The Curse of Diversity in Ensemble-Based Exploration
This work highlights an unexpected pitfall in ensemble-based exploration for deep reinforcement learning, which is important for researchers and practitioners using such methods, though it is incremental as it builds on existing ensemble strategies.
The paper identifies that using a diverse ensemble of data-sharing agents for exploration in deep reinforcement learning can harm individual agent performance, a phenomenon termed the curse of diversity, and proposes Cross-Ensemble Representation Learning (CERL) to mitigate this issue, showing its effectiveness in discrete and continuous control domains.

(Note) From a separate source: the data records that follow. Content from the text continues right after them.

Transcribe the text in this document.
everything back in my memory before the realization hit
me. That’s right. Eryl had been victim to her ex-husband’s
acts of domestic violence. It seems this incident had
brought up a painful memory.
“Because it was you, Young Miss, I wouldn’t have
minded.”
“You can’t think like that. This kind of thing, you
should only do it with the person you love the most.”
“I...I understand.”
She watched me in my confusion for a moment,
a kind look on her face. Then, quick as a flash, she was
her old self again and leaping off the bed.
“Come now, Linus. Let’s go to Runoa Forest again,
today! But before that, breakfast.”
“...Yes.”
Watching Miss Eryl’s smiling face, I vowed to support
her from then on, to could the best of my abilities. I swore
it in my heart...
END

We uncover a surprising phenomenon in deep reinforcement learning: training a diverse ensemble of data-sharing agents -- a well-established exploration strategy -- can significantly impair the performance of the individual ensemble members when compared to standard single-agent training. Through careful analysis, we attribute the degradation in performance to the low proportion of self-generated data in the shared training data for each ensemble member, as well as the inefficiency of the individual ensemble members to learn from such highly off-policy data. We thus name this phenomenon the curse of diversity. We find that several intuitive solutions -- such as a larger replay buffer or a smaller ensemble size -- either fail to consistently mitigate the performance loss or undermine the advantages of ensembling. Finally, we demonstrate the potential of representation learning to counteract the curse of diversity with a novel method named Cross-Ensemble Representation Learning (CERL) in both discrete and continuous control domains. Our work offers valuable insights into an unexpected pitfall in ensemble-based exploration and raises important caveats for future applications of similar approaches.